As shown above, the GA used in the forecasting function (Eq. 2) has an absolute error value start criterion (i.e., error>uga=1.5). Once it starts, it uses the values (or individual) found to be optimal (elite) the last time, and applies a local search (using the selected mutation and crossover operators) around this elite individual. Thus, we perform an efficient search around an individual (set of b _I s) in which one parameter is more relevant than the others.

The computational time depends on the encoding length and the number of individuals and genes. Because of the probabilistic nature of the GA-based method, the proposed method almost converges to a global optimal solution on average.

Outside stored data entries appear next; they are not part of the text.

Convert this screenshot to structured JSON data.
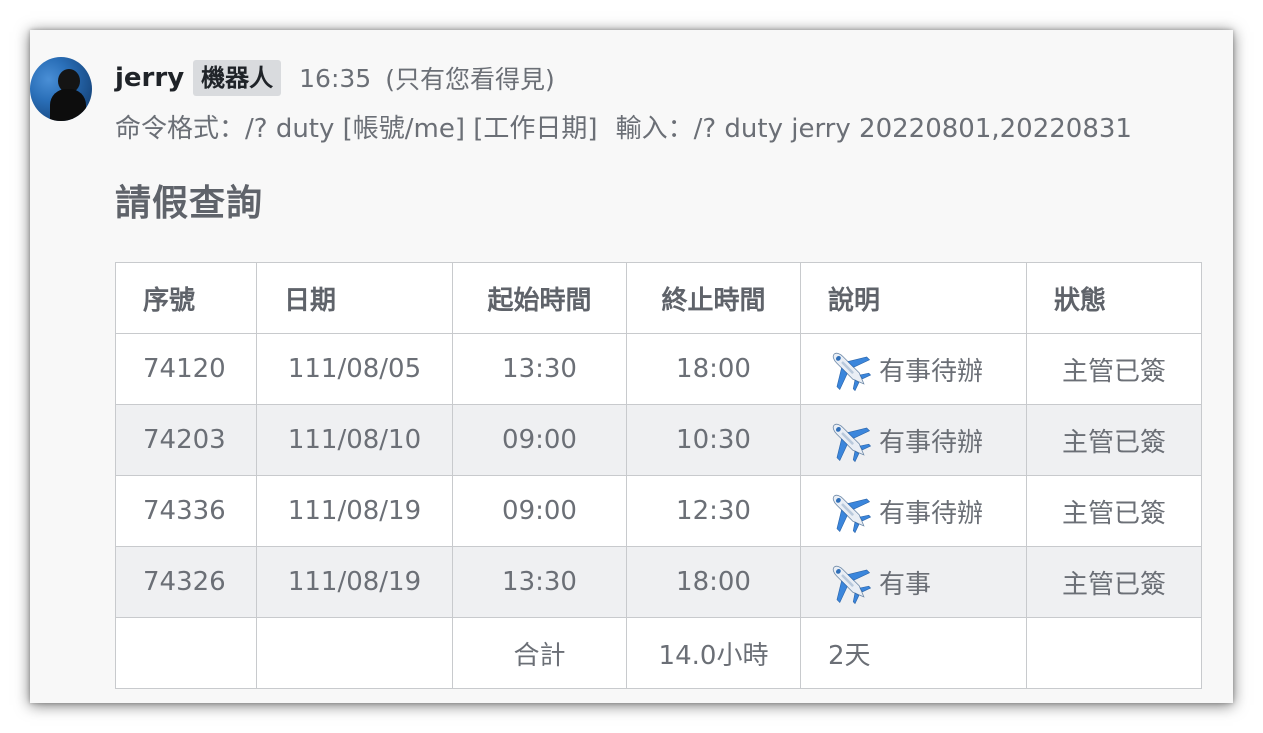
{
  "message": {
    "username": "jerry",
    "bot_badge": "機器人",
    "time": "16:35",
    "visibility": "(只有您看得見)",
    "command_format": "命令格式：/? duty [帳號/me] [工作日期]",
    "command_example": "輸入：/? duty jerry 20220801,20220831"
  },
  "title": "請假查詢",
  "table": {
    "headers": [
      "序號",
      "日期",
      "起始時間",
      "終止時間",
      "說明",
      "狀態"
    ],
    "rows": [
      {
        "id": "74120",
        "date": "111/08/05",
        "start": "13:30",
        "end": "18:00",
        "icon": "airplane-icon",
        "desc": "有事待辦",
        "status": "主管已簽"
      },
      {
        "id": "74203",
        "date": "111/08/10",
        "start": "09:00",
        "end": "10:30",
        "icon": "airplane-icon",
        "desc": "有事待辦",
        "status": "主管已簽"
      },
      {
        "id": "74336",
        "date": "111/08/19",
        "start": "09:00",
        "end": "12:30",
        "icon": "airplane-icon",
        "desc": "有事待辦",
        "status": "主管已簽"
      },
      {
        "id": "74326",
        "date": "111/08/19",
        "start": "13:30",
        "end": "18:00",
        "icon": "airplane-icon",
        "desc": "有事",
        "status": "主管已簽"
      }
    ],
    "total": {
      "label": "合計",
      "hours": "14.0小時",
      "days": "2天"
    }
  },
  "colors": {
    "text": "#6b6f76",
    "username": "#1f2328",
    "badge_bg": "#d9dbde",
    "row_alt": "#eff0f2",
    "border": "#c8cacd",
    "plane": "#2f78d0"
  }
}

In our simulation, no non-convergent case was found. Figure 4 shows the GA-pseudocode and Fig. 1 completes the iterative procedure implemented for the overall prediction system including GA.

Fig. 4

Pseudo-code of GA

6.2 Endogenous learning machine

The purpose of this section is to introduce the foundations of SVMs [33] and their connection with RT [34] in order to show the new on-line algorithm for time-series forecasting.

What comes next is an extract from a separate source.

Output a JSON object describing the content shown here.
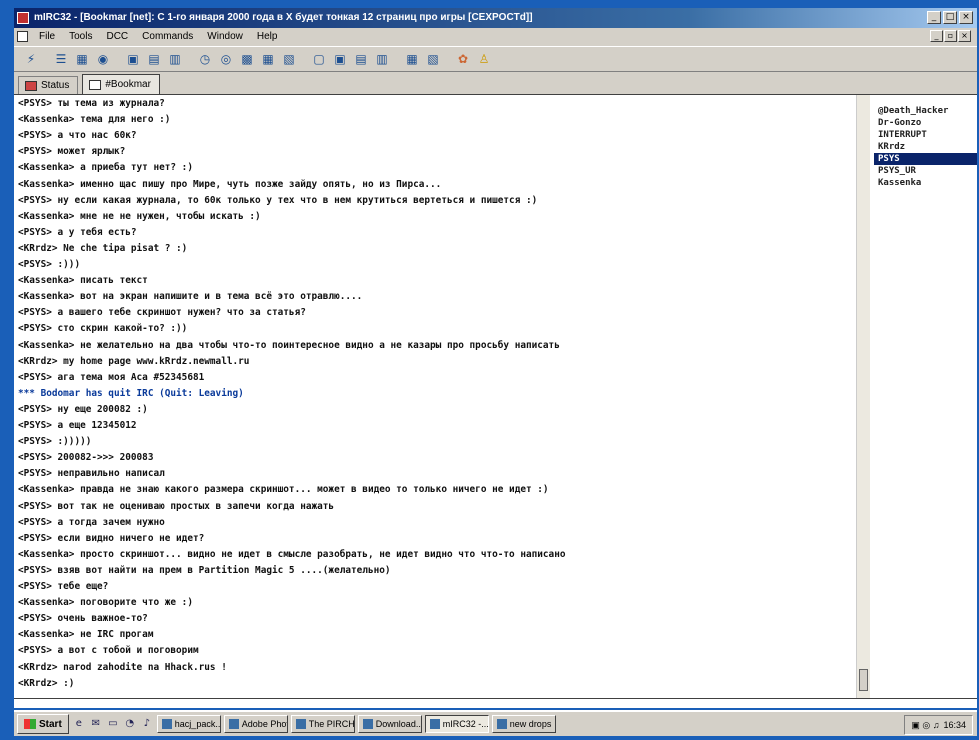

SVMs are learning algorithms based on the structural risk minimization principle [35] (SRM), characterized by the use of the expansion of SV “admissible” kernels and the sparsity of the solution. They have been proposed as a technique in time-series forecasting [36, 37] and have addressed the overfitting problem present in classical neural networks, thanks to their high capacity for generalization. The solution for SVM prediction is achieved by solving the constrained quadratic programming problem. SV machines, thus, are non-parametric techniques, i.e., the number of base functions is unknown beforehand. The solution of this complex problem in real-time applications can be extremely complicated because of high computational time demands.

SVMs are essentially regularization networks (RN) with the kernels being Green’s function of the corresponding regularization operators [38]. Using this connection, with a suitable choice of regularization operator (based on SVM philosophy), we should obtain a parametric model that is very resistant to the overfitting problem. Our parametric model is a RAN [3] characterized by the control of neural resources and by the use of matrix decompositions, i.e., singular value decomposition (SVD) and QR decomposition to input selection and neural pruning [4].

The following text is organized, thus: in the next subsection, we give a brief overview of the basic VC theory. The SV algorithm and its connection to RT theory is then presented and, finally, the new on-line algorithm is described.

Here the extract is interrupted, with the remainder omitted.